Cube: The volume of a cube is calculated by: Volume = side × side × side = side³
Example: A cube-shaped container has sides of 4cm each. The volume of the container is 4cm × 4cm × 4cm = 64cm³.
Rectangular Prism: The volume of a rectangular prism is calculated by: Volume = length × width × height
Example: A rectangular prism-shaped fish tank is 60cm long, 30cm wide, and 40cm high. The volume of the fish tank is 60cm × 30cm × 40cm = 72000cm³. Guided Practice (With Solutions)
Question 1: A rectangular garden is 8 meters long and 5 meters wide. What is the area of the garden?
Solution: Area = length × width Area = 8m × 5m Area = 40m²
Commentary: This question reinforces the basic formula for calculating the area of a rectangle. Remember to include the correct units (m²).
Question 2: A cube-shaped storage box has sides of 6cm each. What is the surface area of the box?
Solution: Surface Area = 6 × side² Surface Area = 6 × (6cm)² Surface Area = 6 × 36cm² Surface Area = 216cm²
Commentary: This question requires applying the formula for the surface area of a cube. Students should remember to square the side length first.
Question 3: A rectangular prism-shaped brick is 20cm long, 10cm wide, and 8cm high. What is the volume of the brick?
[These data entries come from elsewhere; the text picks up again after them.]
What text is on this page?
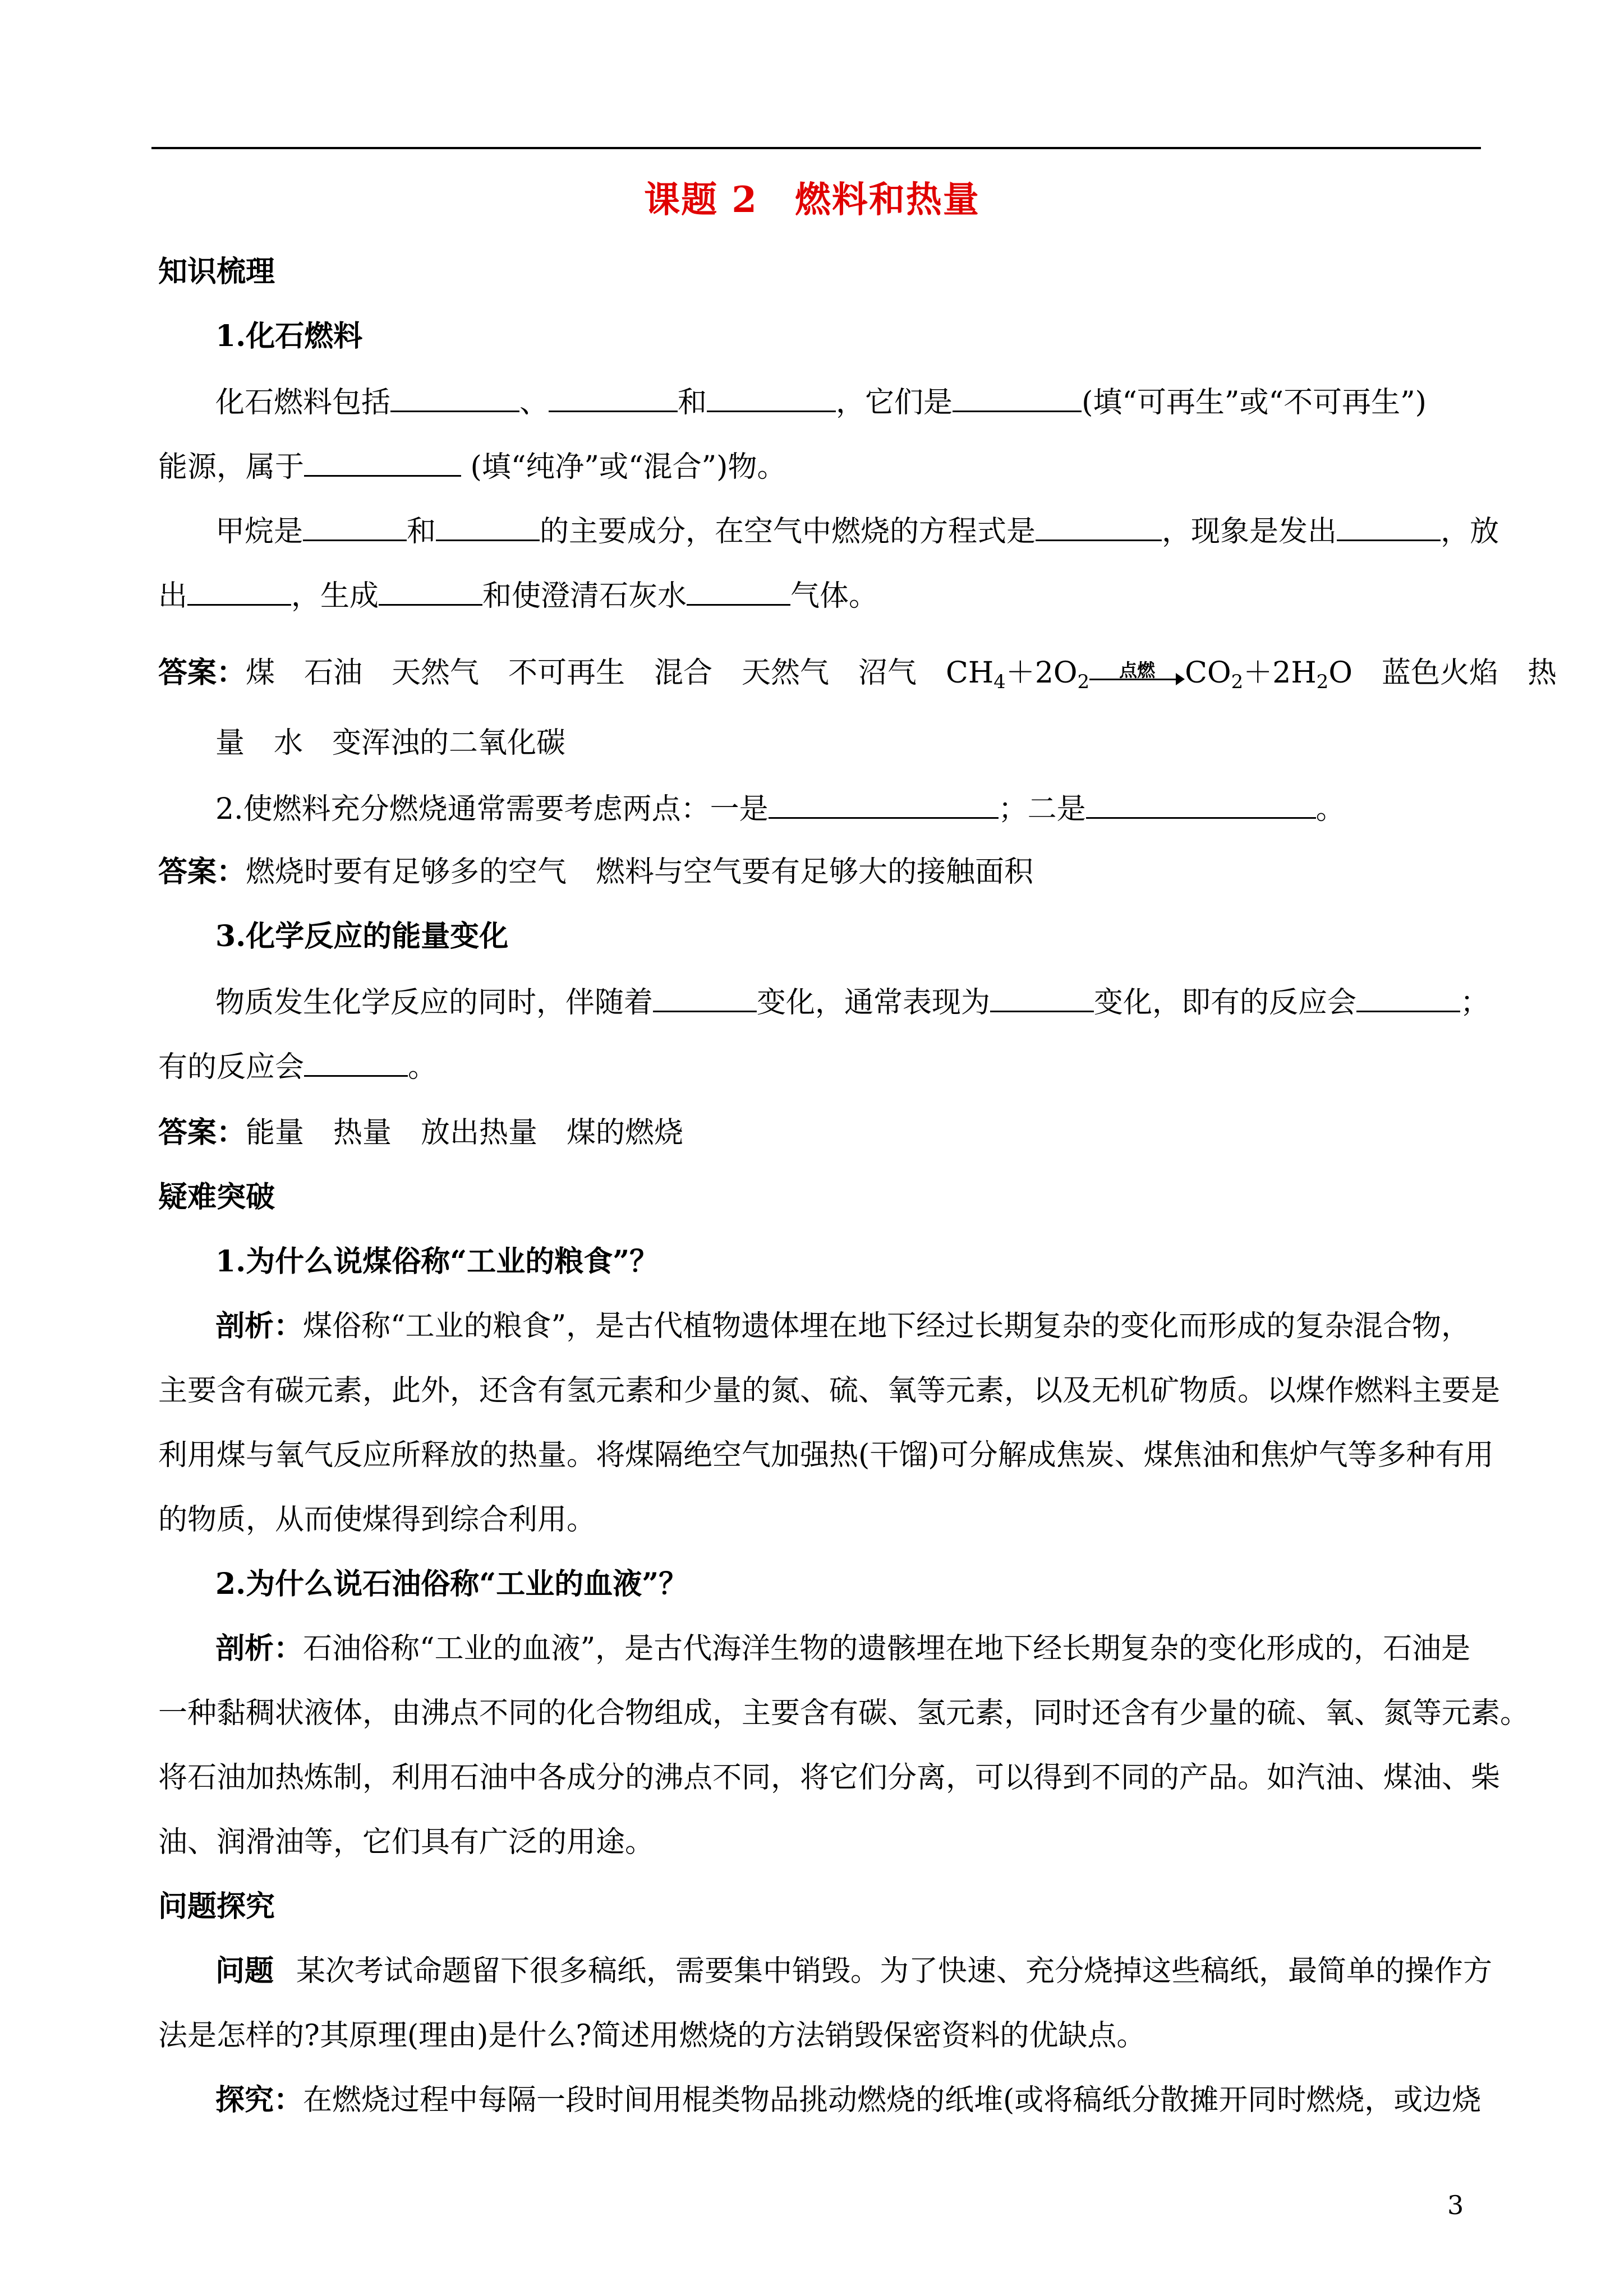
课题 2　燃料和热量
知识梳理
1.化石燃料
化石燃料包括	、	和	，它们是	(填“可再生”或“不可再生”)
能源，属于	(填“纯净”或“混合”)物。
甲烷是	和	的主要成分，在空气中燃烧的方程式是	，现象是发出	，放
出	，生成	和使澄清石灰水	气体。
答案：煤　石油　天然气　不可再生　混合　天然气　沼气 $CH_4+2O_2$
点燃	$CO_2+2H_2O$ 蓝色火焰　热
量　水　变浑浊的二氧化碳
2.使燃料充分燃烧通常需要考虑两点：一是	；二是	。
答案：燃烧时要有足够多的空气　燃料与空气要有足够大的接触面积
3.化学反应的能量变化
物质发生化学反应的同时，伴随着	变化，通常表现为	变化，即有的反应会	；
有的反应会	。
答案：能量　热量　放出热量　煤的燃烧
疑难突破
1.为什么说煤俗称“工业的粮食”？
剖析：煤俗称“工业的粮食”，是古代植物遗体埋在地下经过长期复杂的变化而形成的复杂混合物，
主要含有碳元素，此外，还含有氢元素和少量的氮、硫、氧等元素，以及无机矿物质。以煤作燃料主要是
利用煤与氧气反应所释放的热量。将煤隔绝空气加强热(干馏)可分解成焦炭、煤焦油和焦炉气等多种有用
的物质，从而使煤得到综合利用。
2.为什么说石油俗称“工业的血液”？
剖析：石油俗称“工业的血液”，是古代海洋生物的遗骸埋在地下经长期复杂的变化形成的，石油是
一种黏稠状液体，由沸点不同的化合物组成，主要含有碳、氢元素，同时还含有少量的硫、氧、氮等元素。
将石油加热炼制，利用石油中各成分的沸点不同，将它们分离，可以得到不同的产品。如汽油、煤油、柴
油、润滑油等，它们具有广泛的用途。
问题探究
问题 某次考试命题留下很多稿纸，需要集中销毁。为了快速、充分烧掉这些稿纸，最简单的操作方
法是怎样的?其原理(理由)是什么?简述用燃烧的方法销毁保密资料的优缺点。
探究：在燃烧过程中每隔一段时间用棍类物品挑动燃烧的纸堆(或将稿纸分散摊开同时燃烧，或边烧
3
Solution: Volume = length × width × height Volume = 20cm × 10cm × 8cm Volume = 1600cm³
Commentary: This question practices calculating the volume of a rectangular prism. Ensure students understand that volume is measured in cubic units (cm³).
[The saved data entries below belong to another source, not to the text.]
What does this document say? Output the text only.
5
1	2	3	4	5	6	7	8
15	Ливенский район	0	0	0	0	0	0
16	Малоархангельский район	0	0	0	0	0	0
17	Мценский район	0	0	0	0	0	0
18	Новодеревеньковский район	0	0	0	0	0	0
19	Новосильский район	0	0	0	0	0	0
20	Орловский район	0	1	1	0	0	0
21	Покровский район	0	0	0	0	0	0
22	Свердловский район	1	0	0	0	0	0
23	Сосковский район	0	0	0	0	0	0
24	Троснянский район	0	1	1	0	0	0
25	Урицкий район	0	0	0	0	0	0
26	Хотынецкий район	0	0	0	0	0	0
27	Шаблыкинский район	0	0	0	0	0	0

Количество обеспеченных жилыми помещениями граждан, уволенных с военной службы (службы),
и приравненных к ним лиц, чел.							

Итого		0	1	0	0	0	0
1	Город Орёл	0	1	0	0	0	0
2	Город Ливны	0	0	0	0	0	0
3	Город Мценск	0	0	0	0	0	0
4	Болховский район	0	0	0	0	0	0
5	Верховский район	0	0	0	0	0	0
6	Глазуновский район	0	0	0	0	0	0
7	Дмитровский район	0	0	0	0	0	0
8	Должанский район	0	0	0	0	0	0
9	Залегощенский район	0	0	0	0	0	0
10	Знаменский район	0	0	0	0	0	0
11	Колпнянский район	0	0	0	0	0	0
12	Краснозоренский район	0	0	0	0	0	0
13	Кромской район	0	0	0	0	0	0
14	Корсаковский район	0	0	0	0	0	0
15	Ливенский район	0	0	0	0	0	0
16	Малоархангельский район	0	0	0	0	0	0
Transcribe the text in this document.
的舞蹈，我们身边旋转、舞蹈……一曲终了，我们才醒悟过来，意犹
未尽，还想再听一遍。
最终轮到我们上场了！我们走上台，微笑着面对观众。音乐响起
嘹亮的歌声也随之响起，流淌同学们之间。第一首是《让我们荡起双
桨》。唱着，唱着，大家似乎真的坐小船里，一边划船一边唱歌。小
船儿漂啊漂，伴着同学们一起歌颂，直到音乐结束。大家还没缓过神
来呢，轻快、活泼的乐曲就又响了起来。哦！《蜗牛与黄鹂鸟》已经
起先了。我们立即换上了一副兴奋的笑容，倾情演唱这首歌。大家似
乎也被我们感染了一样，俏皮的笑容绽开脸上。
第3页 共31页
Question 4: A triangular flag has a base of 30cm and a height of 20cm. Calculate the area of the flag.
Solution: Area = ½ × base × height Area = ½ × 30cm × 20cm Area = ½ × 600cm² Area = 300cm²
Commentary: This question revisits the area of a triangle. Students should remember to multiply the base and height and then divide by 2 (or multiply by ½). Independent Practice (Questions Only) A square tile has sides of 15cm. What is the area of the tile? A rectangular swimming pool is 12 meters long and 6 meters wide. What is the area of the swimming pool? A triangular roof section has a base of 7 meters and a height of 3 meters. What is the area of the roof section? A cube-shaped sugar cube has sides of 1cm. What is the surface area of the sugar cube? A rectangular prism-shaped chocolate box is 25cm long, 12cm wide, and 5cm high. What is the surface area of the box? A cube-shaped die has sides of 1.5cm. What is the volume of the die? A rectangular prism-shaped lunchbox is 20cm long, 15cm wide, and 10cm high. What is the volume of the lunchbox?